Cicéron et Démosthène

Démosthène
Il y a longtemps que je souhaitais de vous voir ; j'ai entendu parler de votre éloquence ; César, qui est arrivé ici depuis peu, m'en a instruit.

Cicéron
Il est vrai que ç'a été un de mes plus grands talents.

Démosthène
Parlez-m'en en détail, je vous en prie.

Cicéron
D'abord j'ai défendu plusieurs gens accusés injustement, j'ai fait bannir Verrès, préteur de Sicile, j'ai parlé pour et contre des lois, j'ai abattu Catilina et son parti, j'ai plaidé pour Sextius, tribun du Peuple, qui avait toujours été pour moi, même pendant mon exil, enfin j'ai couronné ma vie par ces Philippiques si célèbres, qui...

Démosthène
J'entends, qui ont surpassé les miennes ; je ne pensais pas que vous eussiez apporté ici votre vanité, mais laissons cela : comment vous êtes-vous gouverné dans la rhétorique ?

Cicéron
J'ai fait des ouvrages qui dureront éternellement, j'ai parlé des orateurs les plus célèbres, j'ai...

Démosthène
Je vois bien que vous voulez toujours revenir à vos Oraisons : ne croyez pas me tromper. J'en sais autant qu'un autre, et...

Cicéron
Tout beau : vous me reprenez de ma vanité, et vous vous louez vous-même !

Démosthène
Il est vrai, j'ai tort, je l'avoue, je me suis laissé emporter, mais vous avouerez vous-même que vous vous louez un peu trop partout. Y a-t-il rien de plus fade que la louange que vous vous donnez au commencement de la troisième Catilinaire, lorsque vous dites que «puisque l'on a élevé au rang des dieux Romulus, fondateur de la ville de Rome, que ne fera-t-on point à celui qui a conservé cette même ville fondée et augmentée ?»

Cicéron
Mais, dans le fond, ne fallait-il pas nous vanter pour nous défendre contre de tels ennemis ? Nous avons tous deux eu affaire à des gens très puissants.

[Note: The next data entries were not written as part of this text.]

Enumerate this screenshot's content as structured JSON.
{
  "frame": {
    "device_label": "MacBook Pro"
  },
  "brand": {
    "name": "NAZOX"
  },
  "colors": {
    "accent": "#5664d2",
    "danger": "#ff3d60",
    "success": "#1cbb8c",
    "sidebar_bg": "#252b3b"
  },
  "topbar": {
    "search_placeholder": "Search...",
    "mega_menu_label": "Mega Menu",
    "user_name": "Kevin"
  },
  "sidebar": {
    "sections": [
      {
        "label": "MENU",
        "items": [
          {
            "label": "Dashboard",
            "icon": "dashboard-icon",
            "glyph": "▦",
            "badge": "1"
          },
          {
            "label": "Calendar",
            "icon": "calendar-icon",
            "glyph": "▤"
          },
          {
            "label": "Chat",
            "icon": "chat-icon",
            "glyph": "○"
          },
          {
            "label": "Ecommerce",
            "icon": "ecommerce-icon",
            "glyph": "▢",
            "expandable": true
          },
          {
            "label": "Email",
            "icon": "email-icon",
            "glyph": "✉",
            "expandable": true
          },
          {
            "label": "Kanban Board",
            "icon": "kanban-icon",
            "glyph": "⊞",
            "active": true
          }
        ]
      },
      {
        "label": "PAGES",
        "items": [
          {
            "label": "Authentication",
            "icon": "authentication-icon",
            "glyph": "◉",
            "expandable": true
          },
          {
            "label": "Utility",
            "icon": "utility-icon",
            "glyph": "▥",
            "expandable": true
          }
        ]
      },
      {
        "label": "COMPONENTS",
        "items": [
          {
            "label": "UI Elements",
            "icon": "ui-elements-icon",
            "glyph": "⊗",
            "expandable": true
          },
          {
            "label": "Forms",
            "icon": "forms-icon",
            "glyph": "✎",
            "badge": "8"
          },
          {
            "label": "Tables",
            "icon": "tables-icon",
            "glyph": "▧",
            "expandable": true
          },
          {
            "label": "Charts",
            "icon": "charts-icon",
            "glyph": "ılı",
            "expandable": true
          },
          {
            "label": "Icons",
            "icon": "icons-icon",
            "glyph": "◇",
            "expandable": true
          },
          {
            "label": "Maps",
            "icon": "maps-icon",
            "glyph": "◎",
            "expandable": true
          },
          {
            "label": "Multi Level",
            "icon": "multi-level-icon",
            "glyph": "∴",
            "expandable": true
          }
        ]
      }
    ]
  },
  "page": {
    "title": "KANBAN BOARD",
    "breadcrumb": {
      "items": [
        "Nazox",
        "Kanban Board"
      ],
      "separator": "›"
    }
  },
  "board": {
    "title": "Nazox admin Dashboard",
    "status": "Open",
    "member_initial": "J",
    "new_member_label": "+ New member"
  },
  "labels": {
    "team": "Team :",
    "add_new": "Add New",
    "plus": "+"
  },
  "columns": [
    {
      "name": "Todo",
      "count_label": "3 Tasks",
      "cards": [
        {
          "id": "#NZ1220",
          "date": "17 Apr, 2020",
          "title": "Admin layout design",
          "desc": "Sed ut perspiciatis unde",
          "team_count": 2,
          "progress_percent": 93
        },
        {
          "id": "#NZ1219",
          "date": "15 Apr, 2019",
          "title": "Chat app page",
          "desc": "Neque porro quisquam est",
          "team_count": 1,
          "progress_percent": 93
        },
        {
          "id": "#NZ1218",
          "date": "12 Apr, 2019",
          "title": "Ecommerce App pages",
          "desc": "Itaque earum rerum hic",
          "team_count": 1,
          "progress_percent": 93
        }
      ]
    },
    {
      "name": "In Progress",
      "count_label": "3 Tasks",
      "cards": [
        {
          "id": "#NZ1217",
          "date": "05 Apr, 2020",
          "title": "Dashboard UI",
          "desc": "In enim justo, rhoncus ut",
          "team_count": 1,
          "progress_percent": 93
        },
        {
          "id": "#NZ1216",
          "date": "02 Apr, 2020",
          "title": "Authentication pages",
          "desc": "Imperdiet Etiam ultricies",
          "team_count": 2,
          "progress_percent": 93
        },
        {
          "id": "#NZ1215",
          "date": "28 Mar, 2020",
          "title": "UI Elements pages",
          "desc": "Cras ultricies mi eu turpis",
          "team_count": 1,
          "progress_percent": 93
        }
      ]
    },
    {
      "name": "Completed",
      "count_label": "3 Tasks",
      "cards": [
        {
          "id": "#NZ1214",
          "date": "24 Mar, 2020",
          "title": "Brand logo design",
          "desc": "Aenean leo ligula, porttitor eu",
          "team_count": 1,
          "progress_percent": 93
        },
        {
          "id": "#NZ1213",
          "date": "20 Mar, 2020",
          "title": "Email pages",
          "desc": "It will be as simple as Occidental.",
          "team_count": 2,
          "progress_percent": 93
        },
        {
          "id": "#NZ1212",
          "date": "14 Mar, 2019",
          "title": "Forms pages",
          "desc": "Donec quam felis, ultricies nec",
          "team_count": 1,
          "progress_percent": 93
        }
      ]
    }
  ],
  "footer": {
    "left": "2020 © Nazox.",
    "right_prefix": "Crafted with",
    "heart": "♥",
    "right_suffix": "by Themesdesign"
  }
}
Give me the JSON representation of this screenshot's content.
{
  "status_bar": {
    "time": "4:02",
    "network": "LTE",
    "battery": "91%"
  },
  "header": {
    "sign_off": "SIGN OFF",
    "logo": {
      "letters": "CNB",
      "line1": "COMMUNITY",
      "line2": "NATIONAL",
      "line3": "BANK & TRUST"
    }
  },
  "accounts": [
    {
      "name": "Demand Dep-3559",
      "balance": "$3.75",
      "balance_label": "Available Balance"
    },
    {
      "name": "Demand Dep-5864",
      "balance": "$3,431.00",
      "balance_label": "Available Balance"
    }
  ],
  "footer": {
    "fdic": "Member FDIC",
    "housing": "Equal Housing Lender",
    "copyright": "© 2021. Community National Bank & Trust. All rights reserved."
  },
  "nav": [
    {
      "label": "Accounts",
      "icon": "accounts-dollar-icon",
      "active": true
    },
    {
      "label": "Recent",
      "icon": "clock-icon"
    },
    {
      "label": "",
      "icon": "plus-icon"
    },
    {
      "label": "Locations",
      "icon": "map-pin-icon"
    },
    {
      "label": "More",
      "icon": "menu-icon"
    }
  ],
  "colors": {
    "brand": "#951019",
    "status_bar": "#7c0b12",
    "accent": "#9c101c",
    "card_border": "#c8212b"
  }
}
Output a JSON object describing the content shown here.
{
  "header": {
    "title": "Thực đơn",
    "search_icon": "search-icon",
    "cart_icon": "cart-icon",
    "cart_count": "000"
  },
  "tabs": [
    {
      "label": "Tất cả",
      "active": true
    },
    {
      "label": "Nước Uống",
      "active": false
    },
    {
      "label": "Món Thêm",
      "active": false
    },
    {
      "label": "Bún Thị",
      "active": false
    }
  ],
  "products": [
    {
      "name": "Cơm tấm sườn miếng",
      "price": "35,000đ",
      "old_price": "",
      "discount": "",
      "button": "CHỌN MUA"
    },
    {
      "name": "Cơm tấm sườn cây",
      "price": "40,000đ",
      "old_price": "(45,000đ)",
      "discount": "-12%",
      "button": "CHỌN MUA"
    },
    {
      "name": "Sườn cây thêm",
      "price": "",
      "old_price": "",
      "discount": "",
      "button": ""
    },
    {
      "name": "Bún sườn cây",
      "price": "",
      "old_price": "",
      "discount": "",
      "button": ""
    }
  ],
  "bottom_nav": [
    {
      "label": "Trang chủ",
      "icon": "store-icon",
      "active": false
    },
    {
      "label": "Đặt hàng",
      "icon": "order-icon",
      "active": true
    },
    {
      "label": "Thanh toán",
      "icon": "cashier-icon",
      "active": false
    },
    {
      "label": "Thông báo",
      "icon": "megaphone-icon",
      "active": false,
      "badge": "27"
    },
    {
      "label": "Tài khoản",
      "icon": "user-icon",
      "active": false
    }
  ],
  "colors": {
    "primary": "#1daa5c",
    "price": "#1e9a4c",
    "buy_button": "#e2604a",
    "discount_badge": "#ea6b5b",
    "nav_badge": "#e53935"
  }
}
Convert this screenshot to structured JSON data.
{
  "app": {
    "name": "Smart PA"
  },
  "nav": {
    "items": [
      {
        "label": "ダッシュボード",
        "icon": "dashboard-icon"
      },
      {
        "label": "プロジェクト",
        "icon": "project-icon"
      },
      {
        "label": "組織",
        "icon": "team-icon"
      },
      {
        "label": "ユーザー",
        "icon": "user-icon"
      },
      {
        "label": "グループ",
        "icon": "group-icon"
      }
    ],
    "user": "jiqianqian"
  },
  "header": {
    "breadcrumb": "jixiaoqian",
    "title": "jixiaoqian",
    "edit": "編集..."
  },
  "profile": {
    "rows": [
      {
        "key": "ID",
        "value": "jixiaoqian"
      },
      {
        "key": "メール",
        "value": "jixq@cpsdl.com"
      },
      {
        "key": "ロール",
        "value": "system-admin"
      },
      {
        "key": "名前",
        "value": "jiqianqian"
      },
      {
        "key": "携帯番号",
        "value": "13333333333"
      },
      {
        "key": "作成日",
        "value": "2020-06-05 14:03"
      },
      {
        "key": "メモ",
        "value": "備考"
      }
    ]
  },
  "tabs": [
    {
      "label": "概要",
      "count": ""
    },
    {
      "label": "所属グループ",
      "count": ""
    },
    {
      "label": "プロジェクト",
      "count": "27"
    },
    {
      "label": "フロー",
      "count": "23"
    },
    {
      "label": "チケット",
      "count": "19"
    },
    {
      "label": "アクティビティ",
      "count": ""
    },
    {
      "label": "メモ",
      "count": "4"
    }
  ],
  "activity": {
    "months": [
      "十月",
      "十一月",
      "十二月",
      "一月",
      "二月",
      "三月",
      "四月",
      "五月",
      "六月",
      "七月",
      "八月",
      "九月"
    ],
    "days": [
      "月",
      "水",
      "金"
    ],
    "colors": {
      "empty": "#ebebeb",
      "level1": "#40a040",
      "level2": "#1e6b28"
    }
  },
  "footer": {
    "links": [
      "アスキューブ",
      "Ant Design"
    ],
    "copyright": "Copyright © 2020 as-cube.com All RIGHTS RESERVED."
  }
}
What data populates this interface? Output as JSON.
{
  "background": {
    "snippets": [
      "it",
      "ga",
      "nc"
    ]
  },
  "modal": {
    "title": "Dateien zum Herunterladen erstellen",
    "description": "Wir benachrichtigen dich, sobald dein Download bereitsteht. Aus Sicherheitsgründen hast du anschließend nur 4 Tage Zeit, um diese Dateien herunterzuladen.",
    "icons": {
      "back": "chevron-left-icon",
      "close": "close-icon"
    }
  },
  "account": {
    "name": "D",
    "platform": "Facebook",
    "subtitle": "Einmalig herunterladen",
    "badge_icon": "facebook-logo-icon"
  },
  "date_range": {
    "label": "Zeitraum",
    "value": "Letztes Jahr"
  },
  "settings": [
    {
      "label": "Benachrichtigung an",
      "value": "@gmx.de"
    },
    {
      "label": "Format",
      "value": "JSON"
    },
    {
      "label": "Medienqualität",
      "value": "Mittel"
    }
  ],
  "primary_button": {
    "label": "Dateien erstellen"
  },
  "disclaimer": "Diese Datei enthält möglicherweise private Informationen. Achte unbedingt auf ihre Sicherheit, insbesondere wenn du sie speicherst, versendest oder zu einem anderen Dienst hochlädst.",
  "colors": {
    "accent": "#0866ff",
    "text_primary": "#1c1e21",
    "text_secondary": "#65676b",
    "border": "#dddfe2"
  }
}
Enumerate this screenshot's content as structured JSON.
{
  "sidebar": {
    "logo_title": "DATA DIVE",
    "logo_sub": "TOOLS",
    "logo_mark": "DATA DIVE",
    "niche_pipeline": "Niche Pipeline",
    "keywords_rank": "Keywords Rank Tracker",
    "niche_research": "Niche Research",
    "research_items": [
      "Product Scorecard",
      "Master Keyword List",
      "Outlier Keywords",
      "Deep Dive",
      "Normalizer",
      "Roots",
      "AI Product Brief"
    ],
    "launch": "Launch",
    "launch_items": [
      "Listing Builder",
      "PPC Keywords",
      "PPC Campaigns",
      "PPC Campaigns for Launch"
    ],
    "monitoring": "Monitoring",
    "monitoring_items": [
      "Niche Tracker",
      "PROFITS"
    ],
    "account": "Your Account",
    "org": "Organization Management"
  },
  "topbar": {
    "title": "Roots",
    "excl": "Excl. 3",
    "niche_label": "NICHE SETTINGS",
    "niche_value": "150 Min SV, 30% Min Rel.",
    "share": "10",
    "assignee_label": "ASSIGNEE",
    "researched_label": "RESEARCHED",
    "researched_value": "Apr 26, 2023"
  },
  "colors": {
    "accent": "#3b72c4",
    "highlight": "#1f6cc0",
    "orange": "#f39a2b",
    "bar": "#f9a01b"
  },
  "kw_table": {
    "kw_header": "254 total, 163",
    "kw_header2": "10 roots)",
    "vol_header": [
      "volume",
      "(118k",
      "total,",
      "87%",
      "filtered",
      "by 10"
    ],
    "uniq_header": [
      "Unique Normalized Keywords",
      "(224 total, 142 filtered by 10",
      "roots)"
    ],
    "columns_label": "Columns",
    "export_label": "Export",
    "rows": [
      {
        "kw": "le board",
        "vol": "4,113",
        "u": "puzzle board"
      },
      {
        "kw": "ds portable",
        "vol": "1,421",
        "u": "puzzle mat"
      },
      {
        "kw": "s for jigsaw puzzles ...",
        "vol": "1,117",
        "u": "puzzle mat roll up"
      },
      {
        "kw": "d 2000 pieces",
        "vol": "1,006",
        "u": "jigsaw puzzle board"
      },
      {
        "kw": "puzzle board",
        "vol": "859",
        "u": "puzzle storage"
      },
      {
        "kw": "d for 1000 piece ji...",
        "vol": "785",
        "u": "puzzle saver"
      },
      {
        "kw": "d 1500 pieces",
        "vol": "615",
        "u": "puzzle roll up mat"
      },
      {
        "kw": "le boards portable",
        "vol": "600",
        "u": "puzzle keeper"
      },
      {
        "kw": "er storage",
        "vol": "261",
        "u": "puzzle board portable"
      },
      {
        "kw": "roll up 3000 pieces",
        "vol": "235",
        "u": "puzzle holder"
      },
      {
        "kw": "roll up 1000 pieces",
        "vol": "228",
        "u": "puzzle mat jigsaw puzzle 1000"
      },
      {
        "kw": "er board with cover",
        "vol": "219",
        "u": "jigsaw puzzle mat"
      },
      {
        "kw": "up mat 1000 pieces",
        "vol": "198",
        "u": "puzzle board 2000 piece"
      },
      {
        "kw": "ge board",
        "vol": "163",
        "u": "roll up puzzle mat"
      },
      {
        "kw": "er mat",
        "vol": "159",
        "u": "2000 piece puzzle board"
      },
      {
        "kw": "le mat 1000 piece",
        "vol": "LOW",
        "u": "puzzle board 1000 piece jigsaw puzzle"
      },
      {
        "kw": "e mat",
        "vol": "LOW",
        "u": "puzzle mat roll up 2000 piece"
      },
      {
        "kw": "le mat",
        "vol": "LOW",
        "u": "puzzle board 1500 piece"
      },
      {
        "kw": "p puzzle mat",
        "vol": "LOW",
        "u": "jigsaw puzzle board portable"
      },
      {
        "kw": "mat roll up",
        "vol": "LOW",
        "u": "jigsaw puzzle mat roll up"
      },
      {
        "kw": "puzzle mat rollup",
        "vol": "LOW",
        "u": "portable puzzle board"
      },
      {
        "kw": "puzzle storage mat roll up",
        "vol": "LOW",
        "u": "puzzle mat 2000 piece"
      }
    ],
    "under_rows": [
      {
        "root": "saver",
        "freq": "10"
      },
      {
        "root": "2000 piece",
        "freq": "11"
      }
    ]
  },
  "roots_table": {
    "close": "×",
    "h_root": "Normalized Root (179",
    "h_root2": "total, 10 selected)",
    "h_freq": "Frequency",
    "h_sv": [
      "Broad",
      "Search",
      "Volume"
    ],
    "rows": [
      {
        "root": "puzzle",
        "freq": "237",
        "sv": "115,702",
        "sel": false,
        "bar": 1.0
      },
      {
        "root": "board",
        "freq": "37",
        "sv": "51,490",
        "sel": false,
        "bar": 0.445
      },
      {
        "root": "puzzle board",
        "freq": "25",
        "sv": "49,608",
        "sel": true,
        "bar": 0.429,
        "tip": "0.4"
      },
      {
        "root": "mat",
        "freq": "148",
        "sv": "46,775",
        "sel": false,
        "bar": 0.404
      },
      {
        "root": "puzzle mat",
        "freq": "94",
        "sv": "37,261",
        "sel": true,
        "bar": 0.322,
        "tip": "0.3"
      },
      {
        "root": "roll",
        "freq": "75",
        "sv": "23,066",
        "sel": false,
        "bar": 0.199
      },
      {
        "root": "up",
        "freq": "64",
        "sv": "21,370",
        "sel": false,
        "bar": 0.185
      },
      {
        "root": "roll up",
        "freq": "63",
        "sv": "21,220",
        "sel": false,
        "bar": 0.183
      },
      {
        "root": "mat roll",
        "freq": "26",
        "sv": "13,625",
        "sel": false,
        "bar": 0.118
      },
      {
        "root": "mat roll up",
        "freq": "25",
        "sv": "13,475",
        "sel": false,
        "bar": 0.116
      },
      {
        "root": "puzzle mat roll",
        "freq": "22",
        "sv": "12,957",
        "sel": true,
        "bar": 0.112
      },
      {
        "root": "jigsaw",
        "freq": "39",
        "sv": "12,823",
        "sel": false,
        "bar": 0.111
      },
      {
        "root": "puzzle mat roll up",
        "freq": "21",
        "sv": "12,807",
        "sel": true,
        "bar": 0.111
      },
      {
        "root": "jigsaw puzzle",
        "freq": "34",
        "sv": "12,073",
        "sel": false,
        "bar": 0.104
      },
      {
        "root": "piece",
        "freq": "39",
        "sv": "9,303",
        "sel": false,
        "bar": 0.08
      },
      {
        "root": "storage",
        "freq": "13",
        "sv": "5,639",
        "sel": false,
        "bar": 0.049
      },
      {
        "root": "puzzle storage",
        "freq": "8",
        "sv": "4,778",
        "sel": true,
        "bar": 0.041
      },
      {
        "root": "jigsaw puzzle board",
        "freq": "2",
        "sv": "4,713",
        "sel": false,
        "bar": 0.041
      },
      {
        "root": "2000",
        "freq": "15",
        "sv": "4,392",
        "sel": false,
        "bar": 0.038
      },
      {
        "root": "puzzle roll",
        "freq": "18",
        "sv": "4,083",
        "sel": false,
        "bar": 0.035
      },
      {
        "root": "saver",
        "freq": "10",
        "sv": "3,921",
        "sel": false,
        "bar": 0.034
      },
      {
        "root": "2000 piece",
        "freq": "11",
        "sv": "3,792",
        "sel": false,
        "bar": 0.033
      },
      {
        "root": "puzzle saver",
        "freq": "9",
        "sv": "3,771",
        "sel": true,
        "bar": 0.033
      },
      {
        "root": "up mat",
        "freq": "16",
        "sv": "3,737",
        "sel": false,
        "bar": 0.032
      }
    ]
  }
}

Vous aviez Philippe, roi de Macédoine, contre vous ; et moi, Marc Antoine, qui depuis partagea l'empire avec Auguste en deux parties, et qui a eu, sans contredit, la plus belle et la plus florissante.

Démosthène
Oui ; mais lorsque vous avez parlé contre lui, il n'était que triumvir ; votre peuple vous regardait comme une merveille, et vous croyait. Moi j'ai eu à persuader un peuple faible, superstitieux, incapable des choses sérieuses ; de plus, j'ai parlé avec force. Vous, vous avez eu de la force, je l'avoue, mais vous y ajoutiez trop d'ornements. La véritable éloquence va à cacher son art : ou il faut ne point parler, ou il faut étudier la vraie et la solide éloquence.